Due to its extensive syntactic flexibility, the Chinese language possesses a unique characteristic called Serial Verb Constructions (SVCs). SVCs, also known as action chains, provide a concise and cohesive representation of complicated activities or events. This article seeks to debunk the myth surrounding Chinese SVCs by thoroughly explaining their usage and illustrative examples and associated pinyin for pronunciation guidance.

Understanding Serial Verb Constructions

Mandarin is one of the languages that frequently uses the syntactic structure known as serial verb construction (SVC). Without coordinating conjunctions like “and” or “then,” numerous verbs are concatenated into a single sentence. This feature makes it possible to portray a sequence of events, an action, and its outcome, or a procedure and its result. SVCs provide a way to condense a multitude of data into a single statement.

SVCs are widely used in Mandarin, making them essential to spoken and written communication. They assist in concisely and accurately presenting concepts.

Chinese SVCs: The Structural Aspects

Like English, Chinese SVCs often follow the Subject-Verb-Object (SVO) structure. The main distinction is that although Chinese SVCs order the verbs, conjunctions or prepositions are often used in English to link verbs. English speakers may initially find it challenging to understand, but the idea becomes increasingly apparent with time and repetition.

Here’s a basic structure of a Chinese SVC:

Subject + Verb 1 + Object 1 (optional) + Verb 2 + Object 2 (optional) + …


我 (wǒ) + 走 (zǒu) + 到 (dào) + 学校 (xué xiào) + 看 (kàn) + 书 (shū)

Translation: I walk to school to read books.

In the above example, “我走到学校” (wǒ zǒu dào xué xiào) and “我看书” (wǒ kàn shū) denote two actions occurring in sequence. The subject “我” (wǒ), which translates to ‘I,’ is the performer of both activities. Interestingly, these two actions are linked without the use of a conjunction.

In the illustration above, “我走到学校” (wǒ zǒu dào xué xiào) and “我看书” (wǒ kàn shū) signify two events taking place in succession. The subject carries out both activities or “I,” which is represented by the character “我” (wǒ). Interestingly, there is no conjunction used to connect these two acts.

Categorization of Chinese SVCs

Chinese SVCs can be divided into several categories, each with its guidelines and uses. Among the most typical ones are those listed below:

Directional SVCs

Mandarin uses directional SVCs to denote the direction of an action. Typically, the structure looks like this: Subject + Verb + Directional Complement.

For instance:

他 (tā) + 跑 (pǎo) + 出去 (chū qù)

Translation: He runs out.

Here, “跑出去” (pǎo chū qù) is a directional SVC where “跑” (pǎo) is the Verb (run) and “出去” (chū qù) is the directional complement (out).

Resultative SVCs

SVCs that describe outcomes describe an action and its work. They often have the following syntax: subject + verb + result.

For example:

我 (wǒ) + 听 (tīng) + 懂了 (dǒng le)

Translation: I have understood what I heard.

In this example, “听懂了” (tīng# I’ll use the browser tool to look up more information on Chinese SVCs to continue the explanation. search(“types of Chinese serial verb constructions”). 懂了 (dǒng le) is a resultative SVC. The verb “听” (tīng) means ‘listen,’ and “懂了” (dǒng le) is the result, translating to ‘understood.’

Descriptive SVCs

Descriptive SVCs provide further details regarding the condition of the subject or object.
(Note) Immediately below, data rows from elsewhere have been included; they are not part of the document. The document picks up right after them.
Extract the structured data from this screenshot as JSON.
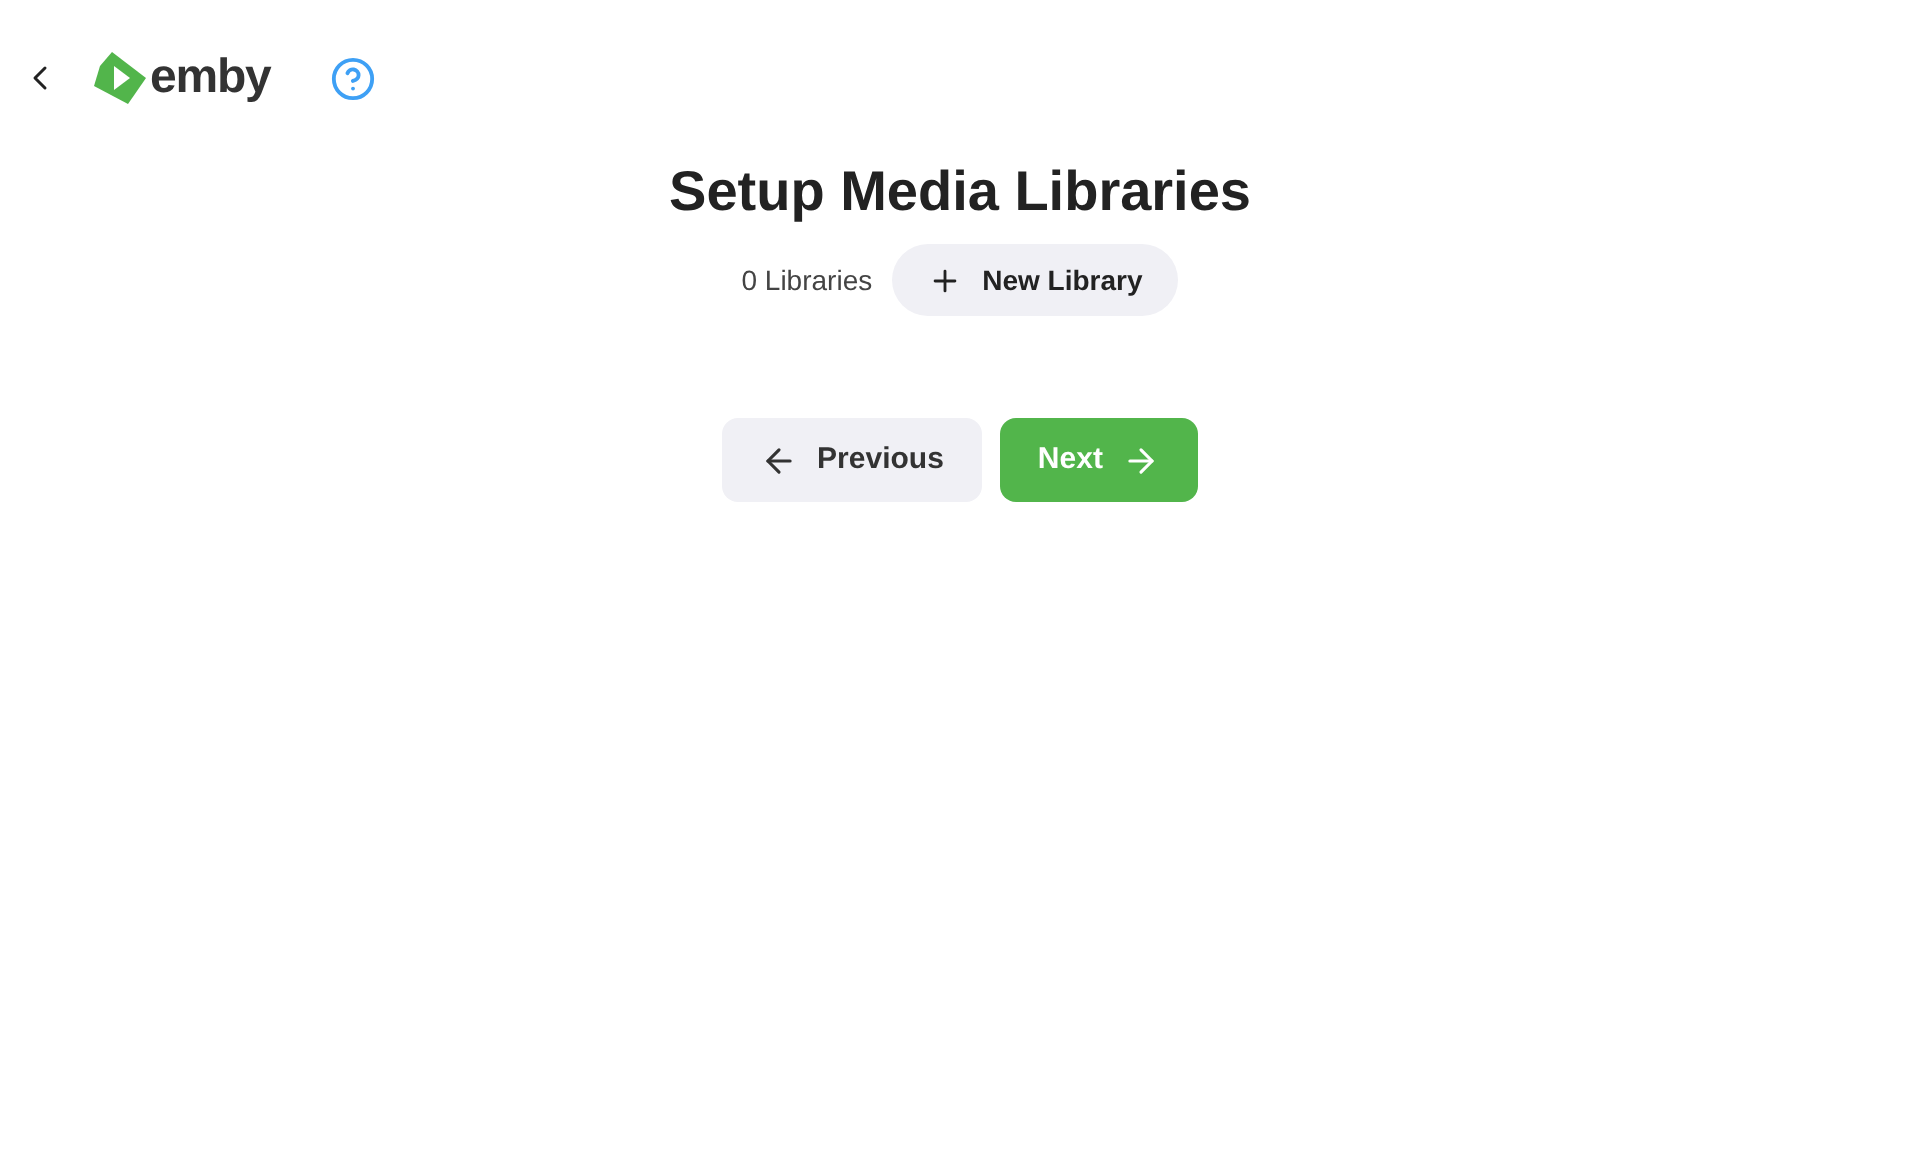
{
  "header": {
    "logo_text": "emby"
  },
  "title": "Setup Media Libraries",
  "library_count": "0 Libraries",
  "new_library_button": {
    "label": "New Library"
  },
  "nav_buttons": [
    {
      "label": "Previous",
      "kind": "secondary"
    },
    {
      "label": "Next",
      "kind": "primary"
    }
  ]
}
Typically, they are organized as follows: Subject + Verb + Description.

For example:

她 (tā) + 坐 (zuò) + 得 (de) + 累 (lèi)

Translation: She sits until she’s tired.

In this instance, “坐得累” (zuò de lèi) is a descriptive SVC, where “坐” (zuò) is the Verb (sit), and “累” (lèi) is the description (tired).

Potential SVCs

Potential SVCs show if a course of action is likely or unlikely. They often have the following formatting: Subject + Verb + 得 (de) or 不 (bù) + outcome.

For example:

我 (wǒ) + 听 (tīng) + 得 (de) + 懂 (dǒng)

Translation: I can understand what I hear.
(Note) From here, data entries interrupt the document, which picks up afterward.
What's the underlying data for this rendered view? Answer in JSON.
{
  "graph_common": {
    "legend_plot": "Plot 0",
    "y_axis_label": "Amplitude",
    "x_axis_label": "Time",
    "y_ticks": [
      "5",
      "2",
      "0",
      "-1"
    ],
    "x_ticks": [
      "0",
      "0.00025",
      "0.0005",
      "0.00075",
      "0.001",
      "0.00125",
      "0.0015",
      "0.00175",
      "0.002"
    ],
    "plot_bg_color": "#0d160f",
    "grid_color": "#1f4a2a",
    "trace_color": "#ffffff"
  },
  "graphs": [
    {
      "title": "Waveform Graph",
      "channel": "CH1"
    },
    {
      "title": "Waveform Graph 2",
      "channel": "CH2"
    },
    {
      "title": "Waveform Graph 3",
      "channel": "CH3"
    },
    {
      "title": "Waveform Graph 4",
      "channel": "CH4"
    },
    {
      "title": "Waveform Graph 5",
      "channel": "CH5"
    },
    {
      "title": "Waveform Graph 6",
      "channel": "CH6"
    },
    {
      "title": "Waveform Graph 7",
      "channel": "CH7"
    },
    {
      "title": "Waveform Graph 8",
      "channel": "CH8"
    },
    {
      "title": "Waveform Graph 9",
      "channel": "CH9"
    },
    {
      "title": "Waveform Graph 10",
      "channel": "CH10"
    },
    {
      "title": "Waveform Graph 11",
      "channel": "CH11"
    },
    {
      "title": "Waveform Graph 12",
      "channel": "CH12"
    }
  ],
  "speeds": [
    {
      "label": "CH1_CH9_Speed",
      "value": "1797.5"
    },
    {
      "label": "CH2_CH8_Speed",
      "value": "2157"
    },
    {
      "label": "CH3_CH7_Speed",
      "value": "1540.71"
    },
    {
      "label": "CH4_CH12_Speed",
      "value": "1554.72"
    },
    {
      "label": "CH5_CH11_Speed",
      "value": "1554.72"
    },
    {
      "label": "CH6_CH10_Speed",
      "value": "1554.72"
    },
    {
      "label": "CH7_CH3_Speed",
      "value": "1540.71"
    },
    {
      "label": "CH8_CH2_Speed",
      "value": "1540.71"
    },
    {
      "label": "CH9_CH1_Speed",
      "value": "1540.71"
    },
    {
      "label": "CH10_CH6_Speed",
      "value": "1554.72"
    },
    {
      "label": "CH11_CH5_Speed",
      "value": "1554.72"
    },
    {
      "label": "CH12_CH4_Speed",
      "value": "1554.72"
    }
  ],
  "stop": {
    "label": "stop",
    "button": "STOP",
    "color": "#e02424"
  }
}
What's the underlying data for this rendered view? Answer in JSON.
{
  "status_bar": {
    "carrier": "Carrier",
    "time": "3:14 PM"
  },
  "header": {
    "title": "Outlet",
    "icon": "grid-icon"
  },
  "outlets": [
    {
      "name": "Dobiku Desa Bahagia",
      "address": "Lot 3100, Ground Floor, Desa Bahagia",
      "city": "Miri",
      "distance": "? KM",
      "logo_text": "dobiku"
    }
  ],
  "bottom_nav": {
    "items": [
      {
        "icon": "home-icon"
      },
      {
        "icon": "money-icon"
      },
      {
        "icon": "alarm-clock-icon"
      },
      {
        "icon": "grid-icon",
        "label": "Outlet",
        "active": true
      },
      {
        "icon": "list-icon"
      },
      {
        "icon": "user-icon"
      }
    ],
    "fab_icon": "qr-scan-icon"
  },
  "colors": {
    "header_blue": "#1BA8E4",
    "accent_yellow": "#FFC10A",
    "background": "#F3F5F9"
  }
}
Here, “听得懂” (tīng de dǒng) is a potential SVC, where “听” (tīng) is the Verb (listen), and “懂” (dǒng) is the result (understand).
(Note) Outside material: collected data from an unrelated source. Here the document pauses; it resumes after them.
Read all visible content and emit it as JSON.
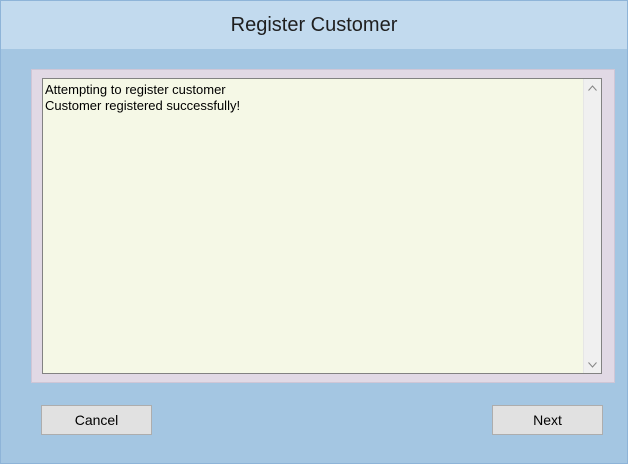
{
  "window": {
    "title": "Register Customer"
  },
  "log": {
    "lines": [
      "Attempting to register customer",
      "Customer registered successfully!"
    ]
  },
  "buttons": {
    "cancel_label": "Cancel",
    "next_label": "Next"
  },
  "icons": {
    "scroll_up": "chevron-up-icon",
    "scroll_down": "chevron-down-icon"
  },
  "colors": {
    "title_bar": "#c2daee",
    "dialog_background": "#a4c6e2",
    "log_background": "#f5f8e6",
    "frame_background": "#e1d9e5"
  }
}
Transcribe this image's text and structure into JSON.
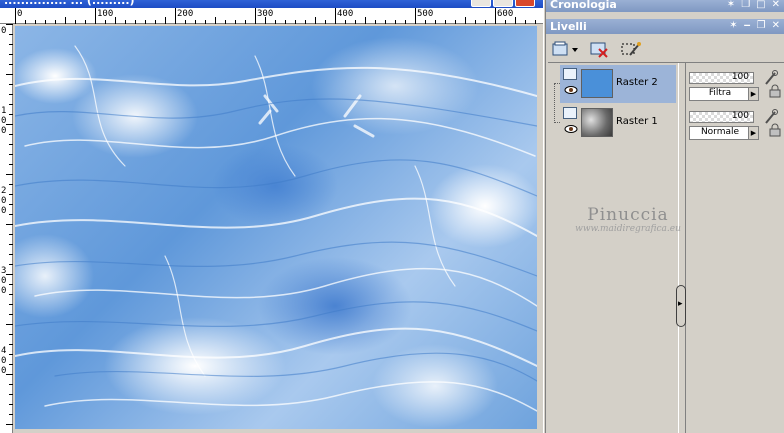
{
  "document_window": {
    "title": "...............  ...  (.........)",
    "ruler_h_ticks": [
      "0",
      "100",
      "200",
      "300",
      "400",
      "500",
      "600"
    ],
    "ruler_v_ticks": [
      {
        "l1": "0"
      },
      {
        "l1": "1",
        "l2": "0",
        "l3": "0"
      },
      {
        "l1": "2",
        "l2": "0",
        "l3": "0"
      },
      {
        "l1": "3",
        "l2": "0",
        "l3": "0"
      },
      {
        "l1": "4",
        "l2": "0",
        "l3": "0"
      }
    ]
  },
  "panels": {
    "cronologia": {
      "title": "Cronologia"
    },
    "livelli": {
      "title": "Livelli"
    }
  },
  "layers": [
    {
      "name": "Raster 2",
      "opacity": 100,
      "blend_mode": "Filtra",
      "selected": true,
      "thumb_color": "#4a90d9"
    },
    {
      "name": "Raster 1",
      "opacity": 100,
      "blend_mode": "Normale",
      "selected": false,
      "thumb_color": "#8a8a8a"
    }
  ],
  "watermark": {
    "name": "Pinuccia",
    "url": "www.maidiregrafica.eu"
  },
  "colors": {
    "panel_title": "#8ca4cc",
    "selection": "#9cb4d8",
    "window_title": "#2858d0"
  }
}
SVCs and Chinese Language Proficiency

It’s essential to master SVCs if you want to become fluent in Mandarin. It makes it possible to explain complicated thoughts and opens the door for more fluid and natural speaking. Despite the initial difficulties, mastering SVCs can significantly improve one’s understanding and use of the Chinese language.


In conclusion, Chinese SVCs provide an intriguing window into the distinctive syntactic characteristics of the Chinese language thanks to their adaptability and expressiveness. Accepting the idea of SVCs and adopting them into regular language usage can help learners transform their learning of Chinese.